Abiertas al marisqueo de la coquina las zonas del Terrón, Mazagón y Matalascañas

Mariscadores en la costa de Huelva.

Mariscadores en la costa de Huelva.

La Consejería de Agricultura, Pesca y Desarrollo Rural ha dado luz verde a la captura y comercialización de la coquina las zonas de producción de la Barra del Terrón, Mazagón y Matalascañas. La decisión se ha tomado después de que los continuos análisis que realiza el Laboratorio de Control de Calidad de los Recursos Pesqueros de Cartaya hayan constatado la desaparición de la biotoxina DSP en los ejemplares de estos bivalvos en estos puntos del litoral onubense y, por consiguiente, la ausencia de riesgos para la salud por su consumo.

Con esta medida, que se suma a la apertura de las aguas de Isla Canela a la extracción de esta especie de especial interés comercial decretada el pasado 21 de octubre, el sector de la coquina tiene vía libre para faenar en estos instantes en cinco puntos del caladero onubense, los cuatro mencionados y la zona marítima de Doñana. Sólo no puede hacerlo, por tanto, en las aguas de la Desembocadura del Piedras ni en Punta Umbría, donde se volverá a autorizar la actividad en cuanto se certifique que la ingesta de bivalvos de estos enclaves no entraña peligro alguno.

Con un amplio margen de maniobra cuentan los profesionales de la chirla, que, al igual que en el caso de la coquina, pueden desarrollar su actividad en Isla Canela (desde el 1 de octubre), en Punta Umbría (desde el 23 de octubre), en Matalascañas (desde el 27 de octubre) y en el espacio marítimo de Doñana (desde el 9 de septiembre), es decir, en cuatro de las seis zonas de producción de esta especie, al igual que en el caso de la coquina, de alto interés para la economía onubense. La Barra del Terrón (desde el 14 de octubre) y Mazagón (desde el 16 de octubre) son, así, las únicas aguas cerradas en estos instantes a la actividad chirlera, también a causa de la DSP.

Junto a estos enclaves, también está permitido el marisqueo en las zonas de producción del río Guadiana, las Marismas del Guadiana-Carreras, el río Carreras, las Marismas del Piedras e Isla Cristina. En ellos se pueden extraer desde las almejas babosa, fina y japonesa hasta el berberecho, el longueirón, la navaja-muergo o el ostión, así como, en el último enclave, el mejillón.

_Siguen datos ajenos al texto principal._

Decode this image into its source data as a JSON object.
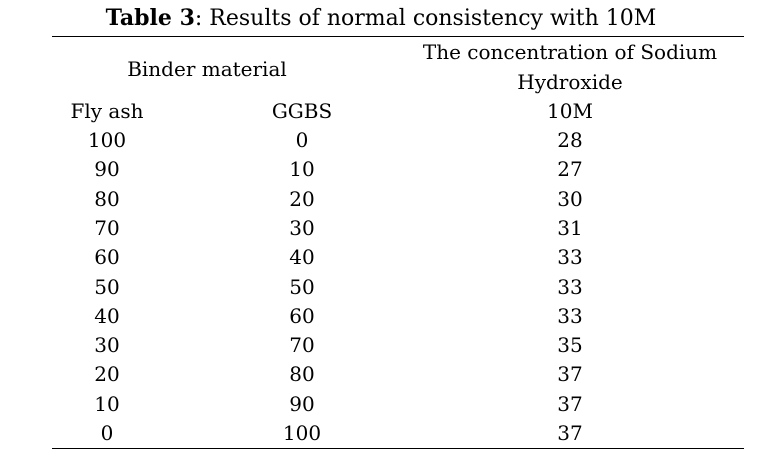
{
  "caption": {
    "label": "Table 3",
    "text": ": Results of normal consistency with 10M"
  },
  "header": {
    "binder_material": "Binder material",
    "concentration_line1": "The concentration of Sodium",
    "concentration_line2": "Hydroxide",
    "fly_ash": "Fly ash",
    "ggbs": "GGBS",
    "molarity": "10M"
  },
  "rows": [
    {
      "fly_ash": "100",
      "ggbs": "0",
      "value": "28"
    },
    {
      "fly_ash": "90",
      "ggbs": "10",
      "value": "27"
    },
    {
      "fly_ash": "80",
      "ggbs": "20",
      "value": "30"
    },
    {
      "fly_ash": "70",
      "ggbs": "30",
      "value": "31"
    },
    {
      "fly_ash": "60",
      "ggbs": "40",
      "value": "33"
    },
    {
      "fly_ash": "50",
      "ggbs": "50",
      "value": "33"
    },
    {
      "fly_ash": "40",
      "ggbs": "60",
      "value": "33"
    },
    {
      "fly_ash": "30",
      "ggbs": "70",
      "value": "35"
    },
    {
      "fly_ash": "20",
      "ggbs": "80",
      "value": "37"
    },
    {
      "fly_ash": "10",
      "ggbs": "90",
      "value": "37"
    },
    {
      "fly_ash": "0",
      "ggbs": "100",
      "value": "37"
    }
  ]
}
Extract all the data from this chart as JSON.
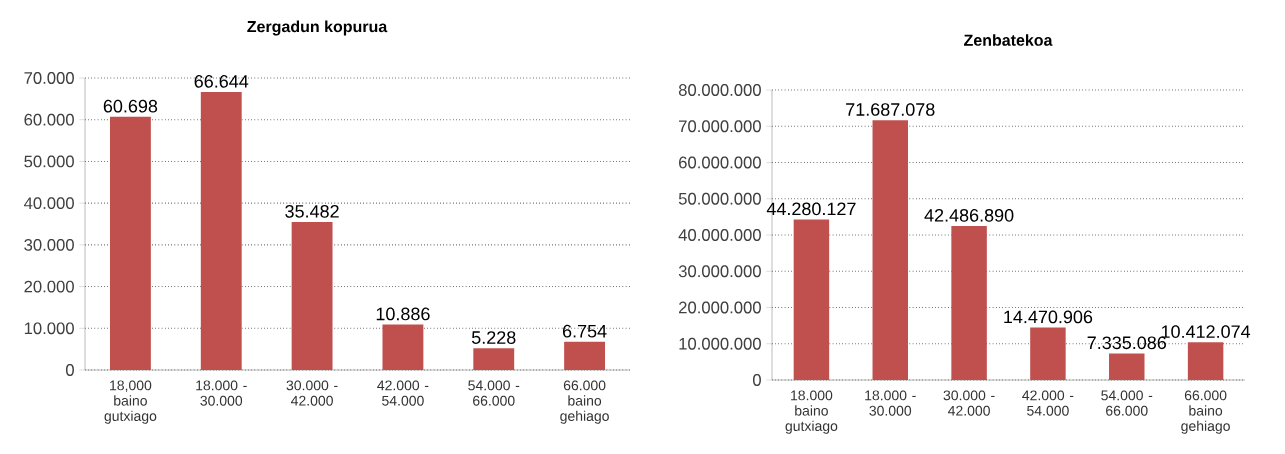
{
  "chart_data": [
    {
      "type": "bar",
      "title": "Zergadun kopurua",
      "categories": [
        "18,000 baino gutxiago",
        "18.000 - 30.000",
        "30.000 - 42.000",
        "42.000 - 54.000",
        "54.000 - 66.000",
        "66.000 baino gehiago"
      ],
      "values": [
        60698,
        66644,
        35482,
        10886,
        5228,
        6754
      ],
      "value_labels": [
        "60.698",
        "66.644",
        "35.482",
        "10.886",
        "5.228",
        "6.754"
      ],
      "color": "#c0504d",
      "ylim": [
        0,
        70000
      ],
      "yticks": [
        0,
        {
          "value": 10000,
          "label": "10.000"
        },
        {
          "value": 20000,
          "label": "20.000"
        },
        {
          "value": 30000,
          "label": "30.000"
        },
        {
          "value": 40000,
          "label": "40.000"
        },
        {
          "value": 50000,
          "label": "50.000"
        },
        {
          "value": 60000,
          "label": "60.000"
        },
        {
          "value": 70000,
          "label": "70.000"
        }
      ],
      "grid": "y"
    },
    {
      "type": "bar",
      "title": "Zenbatekoa",
      "categories": [
        "18.000 baino gutxiago",
        "18.000 - 30.000",
        "30.000 - 42.000",
        "42.000 - 54.000",
        "54.000 - 66.000",
        "66.000 baino gehiago"
      ],
      "values": [
        44280127,
        71687078,
        42486890,
        14470906,
        7335086,
        10412074
      ],
      "value_labels": [
        "44.280.127",
        "71.687.078",
        "42.486.890",
        "14.470.906",
        "7.335.086",
        "10.412.074"
      ],
      "color": "#c0504d",
      "ylim": [
        0,
        80000000
      ],
      "yticks": [
        0,
        {
          "value": 10000000,
          "label": "10.000.000"
        },
        {
          "value": 20000000,
          "label": "20.000.000"
        },
        {
          "value": 30000000,
          "label": "30.000.000"
        },
        {
          "value": 40000000,
          "label": "40.000.000"
        },
        {
          "value": 50000000,
          "label": "50.000.000"
        },
        {
          "value": 60000000,
          "label": "60.000.000"
        },
        {
          "value": 70000000,
          "label": "70.000.000"
        },
        {
          "value": 80000000,
          "label": "80.000.000"
        }
      ],
      "grid": "y"
    }
  ]
}
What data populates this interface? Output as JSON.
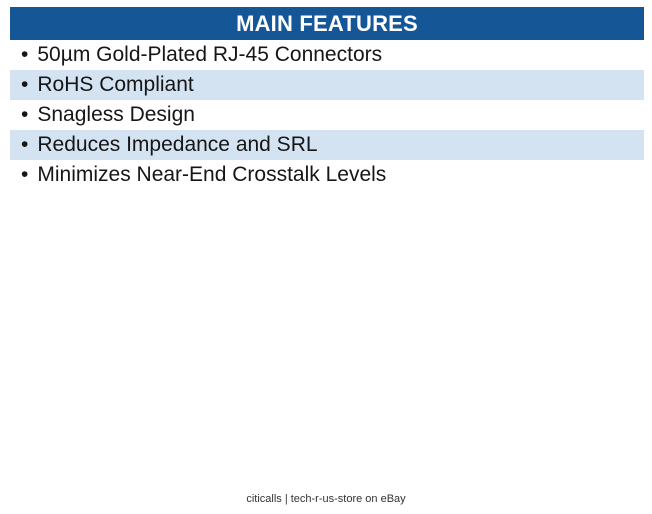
{
  "header": {
    "title": "MAIN FEATURES"
  },
  "features": {
    "bullet": "•",
    "items": [
      {
        "label": "50µm Gold-Plated RJ-45 Connectors",
        "highlighted": false
      },
      {
        "label": "RoHS Compliant",
        "highlighted": true
      },
      {
        "label": "Snagless Design",
        "highlighted": false
      },
      {
        "label": "Reduces Impedance and SRL",
        "highlighted": true
      },
      {
        "label": "Minimizes Near-End Crosstalk Levels",
        "highlighted": false
      }
    ]
  },
  "footer": {
    "text": "citicalls | tech-r-us-store on eBay"
  },
  "colors": {
    "header_bg": "#155696",
    "header_text": "#FFFFFF",
    "highlight_bg": "#D4E3F2"
  }
}
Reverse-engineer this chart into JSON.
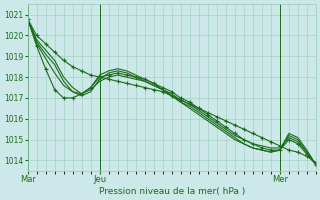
{
  "bg_color": "#cce8e8",
  "grid_color": "#99ccbb",
  "line_color": "#1a6b1a",
  "axis_label": "Pression niveau de la mer( hPa )",
  "ylim": [
    1013.5,
    1021.5
  ],
  "yticks": [
    1014,
    1015,
    1016,
    1017,
    1018,
    1019,
    1020,
    1021
  ],
  "x_labels": [
    "Mar",
    "Jeu",
    "Mer"
  ],
  "x_ticks_hours": [
    0,
    48,
    168
  ],
  "total_hours": 192,
  "vline_hours": [
    0,
    48,
    168
  ],
  "series": [
    {
      "hours": [
        0,
        6,
        12,
        18,
        24,
        30,
        36,
        42,
        48,
        54,
        60,
        66,
        72,
        78,
        84,
        90,
        96,
        102,
        108,
        114,
        120,
        126,
        132,
        138,
        144,
        150,
        156,
        162,
        168,
        174,
        180,
        186,
        192
      ],
      "values": [
        1020.8,
        1020.0,
        1019.6,
        1019.2,
        1018.8,
        1018.5,
        1018.3,
        1018.1,
        1018.0,
        1017.9,
        1017.8,
        1017.7,
        1017.6,
        1017.5,
        1017.4,
        1017.3,
        1017.1,
        1016.9,
        1016.7,
        1016.5,
        1016.3,
        1016.1,
        1015.9,
        1015.7,
        1015.5,
        1015.3,
        1015.1,
        1014.9,
        1014.7,
        1014.5,
        1014.4,
        1014.2,
        1013.9
      ],
      "marker": true
    },
    {
      "hours": [
        0,
        6,
        12,
        18,
        24,
        30,
        36,
        42,
        48,
        54,
        60,
        66,
        72,
        78,
        84,
        90,
        96,
        102,
        108,
        114,
        120,
        126,
        132,
        138,
        144,
        150,
        156,
        162,
        168,
        174,
        180,
        186,
        192
      ],
      "values": [
        1020.8,
        1019.5,
        1018.4,
        1017.4,
        1017.0,
        1017.0,
        1017.2,
        1017.5,
        1018.0,
        1018.1,
        1018.2,
        1018.1,
        1018.0,
        1017.9,
        1017.7,
        1017.5,
        1017.3,
        1017.0,
        1016.8,
        1016.5,
        1016.2,
        1015.9,
        1015.6,
        1015.3,
        1015.0,
        1014.8,
        1014.6,
        1014.5,
        1014.5,
        1015.0,
        1014.8,
        1014.3,
        1013.8
      ],
      "marker": true
    },
    {
      "hours": [
        0,
        6,
        12,
        18,
        24,
        30,
        36,
        42,
        48,
        54,
        60,
        66,
        72,
        78,
        84,
        90,
        96,
        102,
        108,
        114,
        120,
        126,
        132,
        138,
        144,
        150,
        156,
        162,
        168,
        174,
        180,
        186,
        192
      ],
      "values": [
        1020.8,
        1019.6,
        1018.9,
        1018.2,
        1017.6,
        1017.3,
        1017.2,
        1017.4,
        1017.8,
        1018.0,
        1018.1,
        1018.0,
        1017.9,
        1017.8,
        1017.6,
        1017.4,
        1017.2,
        1016.9,
        1016.7,
        1016.4,
        1016.1,
        1015.8,
        1015.5,
        1015.2,
        1015.0,
        1014.8,
        1014.7,
        1014.6,
        1014.6,
        1015.1,
        1014.9,
        1014.4,
        1013.8
      ],
      "marker": false
    },
    {
      "hours": [
        0,
        6,
        12,
        18,
        24,
        30,
        36,
        42,
        48,
        54,
        60,
        66,
        72,
        78,
        84,
        90,
        96,
        102,
        108,
        114,
        120,
        126,
        132,
        138,
        144,
        150,
        156,
        162,
        168,
        174,
        180,
        186,
        192
      ],
      "values": [
        1020.8,
        1019.7,
        1019.1,
        1018.6,
        1017.8,
        1017.3,
        1017.1,
        1017.3,
        1017.9,
        1018.2,
        1018.3,
        1018.2,
        1018.0,
        1017.8,
        1017.6,
        1017.4,
        1017.1,
        1016.8,
        1016.6,
        1016.3,
        1016.0,
        1015.7,
        1015.4,
        1015.1,
        1014.8,
        1014.6,
        1014.5,
        1014.4,
        1014.5,
        1015.2,
        1015.0,
        1014.4,
        1013.8
      ],
      "marker": false
    },
    {
      "hours": [
        0,
        6,
        12,
        18,
        24,
        30,
        36,
        42,
        48,
        54,
        60,
        66,
        72,
        78,
        84,
        90,
        96,
        102,
        108,
        114,
        120,
        126,
        132,
        138,
        144,
        150,
        156,
        162,
        168,
        174,
        180,
        186,
        192
      ],
      "values": [
        1020.8,
        1019.8,
        1019.3,
        1018.8,
        1018.0,
        1017.5,
        1017.2,
        1017.5,
        1018.1,
        1018.3,
        1018.4,
        1018.3,
        1018.1,
        1017.9,
        1017.7,
        1017.4,
        1017.1,
        1016.8,
        1016.5,
        1016.2,
        1015.9,
        1015.6,
        1015.3,
        1015.0,
        1014.8,
        1014.6,
        1014.5,
        1014.4,
        1014.5,
        1015.3,
        1015.1,
        1014.5,
        1013.8
      ],
      "marker": false
    }
  ]
}
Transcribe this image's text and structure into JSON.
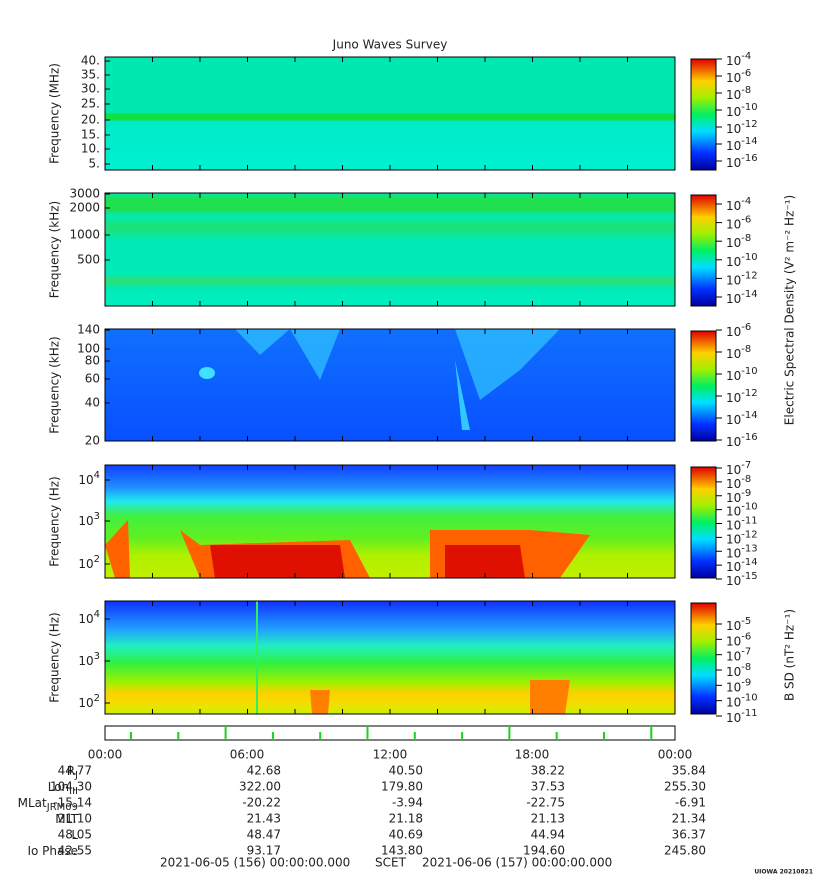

La Consejería de Agricultura, Pesca y Desarrollo Rural recuerda, en este sentido, que el cierre preventivo de los caladeros cuando se detectan valores superiores a los establecidos legalmente se enmarca dentro del Programa de Control y Seguimiento de las Condiciones Sanitarias en las Zonas de Producción de moluscos bivalvos, gasterópodos y equinodermos del litoral andaluz. El objetivo es la protección de la salud pública y garantizar la calidad sanitaria de los productos pesqueros

En la misma línea, desde este departamento de la Junta de Andalucía se incide en que el marisqueo sin licencia está prohibido en cualquier momento y conlleva una sanción de carácter “grave”, calificación que en el caso de que la actividad se desarrolle en una zona de producción cerrada por motivos sanitarios se eleva a “muy grave”. Las sanciones por el incumplimiento de estas prohibiciones pueden oscilar entre los 301 y los 60.000 euros para las personas que capturen moluscos bivalvos sin autorización (sanciones graves) y entre los 60.001 y los 300.000 euros para quienes desarrollen esta actividad en un caladero cerrado por la presencia de toxinas (sanción muy grave).